Longerenong College unveils master plan

LONGERENONG College hopes its first master plan will help promote partnerships within the agricultural industry. 

The plan, unveiled at Wimmera Development Association’s annual meeting, will guide development of the college’s 1070-hectare campus and commercial farm during the next 10 years. 

College general manager John Goldsmith said the plan identified land that could be leased to partners.

Bayer CropScience, the Country Fire Authority and the Department of Environment and Primary Industries lease campus land. 

“When we started negotiations with Bayer three years ago, we had to decide where we were going to put their centre,” Mr Goldsmith said. 

“With this plan, if we have organisations who want to come to the college, we can now say you can go here, here or here.

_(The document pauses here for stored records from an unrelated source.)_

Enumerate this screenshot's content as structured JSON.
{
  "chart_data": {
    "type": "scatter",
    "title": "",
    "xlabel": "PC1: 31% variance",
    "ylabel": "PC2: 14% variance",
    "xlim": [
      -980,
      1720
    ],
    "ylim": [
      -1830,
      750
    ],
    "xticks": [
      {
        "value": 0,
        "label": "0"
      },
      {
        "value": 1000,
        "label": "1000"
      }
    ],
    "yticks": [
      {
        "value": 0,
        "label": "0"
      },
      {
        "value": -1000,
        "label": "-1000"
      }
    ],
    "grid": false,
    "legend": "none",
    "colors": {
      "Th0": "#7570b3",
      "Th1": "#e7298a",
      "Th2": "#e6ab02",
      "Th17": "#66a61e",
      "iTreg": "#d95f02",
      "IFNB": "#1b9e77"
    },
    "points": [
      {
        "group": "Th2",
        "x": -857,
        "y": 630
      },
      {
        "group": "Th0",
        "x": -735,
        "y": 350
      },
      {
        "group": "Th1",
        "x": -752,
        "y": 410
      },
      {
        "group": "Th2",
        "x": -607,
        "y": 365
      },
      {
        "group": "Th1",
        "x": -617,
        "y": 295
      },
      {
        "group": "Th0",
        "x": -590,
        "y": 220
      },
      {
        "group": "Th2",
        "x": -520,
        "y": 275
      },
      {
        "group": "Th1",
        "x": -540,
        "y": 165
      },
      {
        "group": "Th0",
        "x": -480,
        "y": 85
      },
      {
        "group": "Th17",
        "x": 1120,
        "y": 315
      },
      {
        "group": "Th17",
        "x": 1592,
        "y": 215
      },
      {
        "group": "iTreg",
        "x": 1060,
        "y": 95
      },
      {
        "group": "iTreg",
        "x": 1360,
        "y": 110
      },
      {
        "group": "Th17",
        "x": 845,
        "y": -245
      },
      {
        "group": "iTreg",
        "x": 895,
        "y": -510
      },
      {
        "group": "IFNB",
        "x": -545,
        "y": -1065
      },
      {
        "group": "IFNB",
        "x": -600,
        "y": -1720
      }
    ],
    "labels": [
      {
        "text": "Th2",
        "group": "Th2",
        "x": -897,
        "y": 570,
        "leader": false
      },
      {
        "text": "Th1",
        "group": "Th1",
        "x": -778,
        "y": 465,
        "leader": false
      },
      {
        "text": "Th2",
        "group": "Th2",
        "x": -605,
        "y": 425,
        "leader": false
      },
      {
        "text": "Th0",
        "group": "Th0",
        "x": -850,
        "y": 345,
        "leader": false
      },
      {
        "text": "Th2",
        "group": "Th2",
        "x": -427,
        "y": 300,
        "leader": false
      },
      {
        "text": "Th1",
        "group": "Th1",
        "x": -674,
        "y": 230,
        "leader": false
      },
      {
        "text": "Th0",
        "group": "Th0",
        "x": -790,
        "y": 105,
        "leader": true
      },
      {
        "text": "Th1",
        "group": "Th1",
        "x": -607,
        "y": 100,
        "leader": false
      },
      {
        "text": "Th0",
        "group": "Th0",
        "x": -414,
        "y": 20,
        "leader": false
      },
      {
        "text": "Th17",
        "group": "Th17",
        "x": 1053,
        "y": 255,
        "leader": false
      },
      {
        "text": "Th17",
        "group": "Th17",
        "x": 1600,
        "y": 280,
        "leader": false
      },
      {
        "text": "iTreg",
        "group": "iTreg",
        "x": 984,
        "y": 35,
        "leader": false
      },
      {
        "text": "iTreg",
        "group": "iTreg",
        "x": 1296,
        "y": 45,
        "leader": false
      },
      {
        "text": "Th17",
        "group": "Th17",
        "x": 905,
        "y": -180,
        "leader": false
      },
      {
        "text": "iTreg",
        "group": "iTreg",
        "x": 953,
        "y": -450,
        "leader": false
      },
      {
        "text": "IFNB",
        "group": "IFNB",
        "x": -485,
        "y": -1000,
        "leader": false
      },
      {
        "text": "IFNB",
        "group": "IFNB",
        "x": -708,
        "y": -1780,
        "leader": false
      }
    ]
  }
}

“It is quite an exciting exercise to visualise what the site will look like in the next 30 years. 

“We want to make sure the decisions we make now will be the right ones in a decade’s time.”

Mr Goldsmith said redeveloping the residential buildings was the college’s top priority.

Member for Mallee Andrew Broad told the Mail-Times in August that he would ‘climb over mountains’ to commit the $2.2 million needed to complete the project. 

“We haven’t spoke to Andrew for a few months but we hope to meet with him in the next couple of weeks to open the lines of communication,” Mr Goldsmith said. 

“We need to explore the options for funding with this new government. 

“If we get funding, we would put it out to tender and be ready to go within a couple of months of the funding announcement.”

The college has lobbied for three years for government money to upgrade and expand its student residences – built in the 1940s and 1960s.

Reverse-cycle air-conditioning, new hot water services and wireless internet infrastructure will be installed as part of the upgrade.

Mr Goldsmith said 72 per cent of the college’s full-time students lived on campus. 

“I am trying to point out how important the accommodation is for our students,” he said. 

“We are not trying to build the Taj Mahal.”

Mr Goldsmith said the master plan set out the location for horse yards, shelters and feeding areas that will be built next year.

“We have been talking about building horse yards for a while but it was a matter of waiting for the master plan,” he said.